City Schools of Decatur School Board from left, James Herndon (vice chair), Dr. Carmen Sulton, Jana Johnson-Davis (chair), Superintendent Dr. Maggie Fehrman, Tasha White and Hans Utz. Photo by Dean Hesse.

Decatur, GA — Parents raised various concerns about City Schools of Decatur’s dress code during the school board meeting on Sept. 13. The concerns arose after the Beacon Hill Middle School principal emailed parents reminding them about the dress code.

Superintendent Maggie Fehrman agreed to review the dress code policy and bring it before the school board to look at any potential changes. She added that she is open to working with the student advisory committee to review and update the dress code.

Parent Emily Beard said the dress code checks all the boxes against the kind of equity CSD purports to uphold.
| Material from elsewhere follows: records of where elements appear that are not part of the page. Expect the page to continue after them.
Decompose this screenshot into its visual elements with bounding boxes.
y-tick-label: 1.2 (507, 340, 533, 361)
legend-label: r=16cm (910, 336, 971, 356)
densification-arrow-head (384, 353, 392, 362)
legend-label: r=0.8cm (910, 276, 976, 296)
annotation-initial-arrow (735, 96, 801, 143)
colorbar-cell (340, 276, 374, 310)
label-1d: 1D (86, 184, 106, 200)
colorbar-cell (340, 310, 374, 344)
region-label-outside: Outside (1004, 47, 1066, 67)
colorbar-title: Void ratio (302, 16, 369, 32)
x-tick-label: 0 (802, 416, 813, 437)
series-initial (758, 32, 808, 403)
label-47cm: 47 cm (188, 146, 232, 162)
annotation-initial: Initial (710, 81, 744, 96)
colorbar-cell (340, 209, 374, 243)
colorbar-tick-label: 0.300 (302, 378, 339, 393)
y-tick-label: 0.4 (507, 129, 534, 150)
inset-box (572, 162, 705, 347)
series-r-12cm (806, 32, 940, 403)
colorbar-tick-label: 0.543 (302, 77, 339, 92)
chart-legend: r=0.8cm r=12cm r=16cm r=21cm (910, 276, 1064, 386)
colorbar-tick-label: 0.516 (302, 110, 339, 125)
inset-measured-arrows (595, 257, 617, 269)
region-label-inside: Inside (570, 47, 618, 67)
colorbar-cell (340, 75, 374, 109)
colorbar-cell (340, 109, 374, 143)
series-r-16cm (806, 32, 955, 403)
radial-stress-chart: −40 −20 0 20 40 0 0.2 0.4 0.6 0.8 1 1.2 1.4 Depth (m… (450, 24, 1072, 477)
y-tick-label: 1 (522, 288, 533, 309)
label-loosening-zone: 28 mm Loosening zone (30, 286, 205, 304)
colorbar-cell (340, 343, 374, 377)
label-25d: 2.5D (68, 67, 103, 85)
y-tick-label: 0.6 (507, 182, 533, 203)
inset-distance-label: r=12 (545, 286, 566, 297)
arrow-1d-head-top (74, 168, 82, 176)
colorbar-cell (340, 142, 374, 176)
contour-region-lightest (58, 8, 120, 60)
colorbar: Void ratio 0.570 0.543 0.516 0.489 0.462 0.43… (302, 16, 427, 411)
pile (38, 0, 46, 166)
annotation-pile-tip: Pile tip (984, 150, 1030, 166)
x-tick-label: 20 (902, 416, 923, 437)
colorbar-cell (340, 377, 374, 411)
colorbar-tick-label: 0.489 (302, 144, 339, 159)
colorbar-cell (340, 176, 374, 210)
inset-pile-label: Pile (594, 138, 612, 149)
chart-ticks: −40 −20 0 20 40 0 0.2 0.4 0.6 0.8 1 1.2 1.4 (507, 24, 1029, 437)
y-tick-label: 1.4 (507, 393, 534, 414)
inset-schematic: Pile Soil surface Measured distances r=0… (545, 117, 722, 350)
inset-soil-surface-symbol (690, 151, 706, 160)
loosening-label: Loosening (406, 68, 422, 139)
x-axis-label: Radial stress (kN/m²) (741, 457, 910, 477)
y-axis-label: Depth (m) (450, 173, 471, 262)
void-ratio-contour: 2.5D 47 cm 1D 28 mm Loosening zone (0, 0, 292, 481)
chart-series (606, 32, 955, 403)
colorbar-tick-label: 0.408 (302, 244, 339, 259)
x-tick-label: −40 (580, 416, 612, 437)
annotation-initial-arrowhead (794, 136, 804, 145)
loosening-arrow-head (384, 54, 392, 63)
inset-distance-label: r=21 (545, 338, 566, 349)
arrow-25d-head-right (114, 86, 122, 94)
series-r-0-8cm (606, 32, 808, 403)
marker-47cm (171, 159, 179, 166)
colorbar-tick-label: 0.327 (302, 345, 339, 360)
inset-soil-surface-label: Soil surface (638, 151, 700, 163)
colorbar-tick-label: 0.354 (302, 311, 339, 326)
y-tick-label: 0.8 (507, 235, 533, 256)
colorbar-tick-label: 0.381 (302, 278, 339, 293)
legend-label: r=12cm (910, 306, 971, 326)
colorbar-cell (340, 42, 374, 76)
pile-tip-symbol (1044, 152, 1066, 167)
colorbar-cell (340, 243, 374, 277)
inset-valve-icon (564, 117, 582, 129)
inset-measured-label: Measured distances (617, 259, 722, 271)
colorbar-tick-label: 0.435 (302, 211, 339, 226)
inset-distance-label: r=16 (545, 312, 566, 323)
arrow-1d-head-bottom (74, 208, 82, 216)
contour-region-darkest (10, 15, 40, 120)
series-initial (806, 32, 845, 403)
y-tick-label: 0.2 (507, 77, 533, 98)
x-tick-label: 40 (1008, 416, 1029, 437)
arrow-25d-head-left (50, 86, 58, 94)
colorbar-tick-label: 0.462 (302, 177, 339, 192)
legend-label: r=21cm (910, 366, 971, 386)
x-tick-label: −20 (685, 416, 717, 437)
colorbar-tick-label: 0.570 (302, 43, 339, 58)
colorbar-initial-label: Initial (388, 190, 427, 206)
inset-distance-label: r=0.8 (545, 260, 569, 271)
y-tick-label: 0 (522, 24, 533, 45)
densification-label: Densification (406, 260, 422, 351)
“My 12-year-old is uncomfortable in her learning environment because the adults around her as so focused on the length of her skirt and whether her classmates’ bra straps are showing,” Beard said. “Dress coding contributes to rape culture where blame is conveniently shifted from the one who harms to the one who is harmed because look at he, she, they are wearing and how could they, she, he resist.”

Fehrman said the dress code has been in place and unchanged for a while. The policy was updated during the COVID-19 pandemic to include information about masks.

The dress code was also revised several years ago to remove gender-specific clothing items and wanted to make sure there was flexibility for all students to dress in a way that they feel comfortable, she added.

“I want to point out that in no way does our code reference any type of length of shorts or skirts or even bras. It was designed to be appropriate for students in every grade level,” Fehrman said.

Board member Dr. Carmen Sulton mentioned that one line of the dress code policy is being focused on “and we’ve run away with it, which is how much of your behind or how much of your belly button is showing when you walk through the school door.”

“But in that policy as well, it says that you are not allowed to wear clothing that is racially offensive, that is religiously offensive. It gives our Muslim sisters the ability to wear a hijab peacefully,” Sulton said.

Some parents also raised concerns that the dress code disproportionately impacts girls, especially girls of color.

Sulton, a mom of four Black girls, said that policies like a dress code can be used as a disciplinary tool.

“That’s what it means when we say that these policies are different for our African American girls,” Sulton said. “But I want to be clear that I didn’t take this position to put across any policy that would harm any female student at all.”

School Board Chair Jana Johnson-Davis was a teacher at Beacon Hill Middle School. She said she has witnessed the dress code used as a disciplinary tool against Black girls.

The school board members also agreed that the dress code needs to be enforced consistently and equitably.

“My issues I will highlight are one, the dress code is being sold differently by different teachers. Leggings, no leggings, tights, no tights. My sixth grader brought home the 2017 pre-amended dress code. That’s a problem because that creates mixed messages,” School Board Vice Chair James Herndon said.

Johnson-Davis added that she knew girls who were suspended for wearing leggings to school when she was a teacher.

Board member Hans Utz suggested the district look at two sections of the policy.

“I think the section where we talked about under layers, like long underwear, tights and leggings, that is targeted towards women. When we talk about dress to cover your waist, torso, midriff, chest and undergarments that is principally targeted towards women. I think that those two sections need a really heavy rethink on how that’s worded and how hard we go after that. This is not, I think, the hill that we need to die on,” Utz said.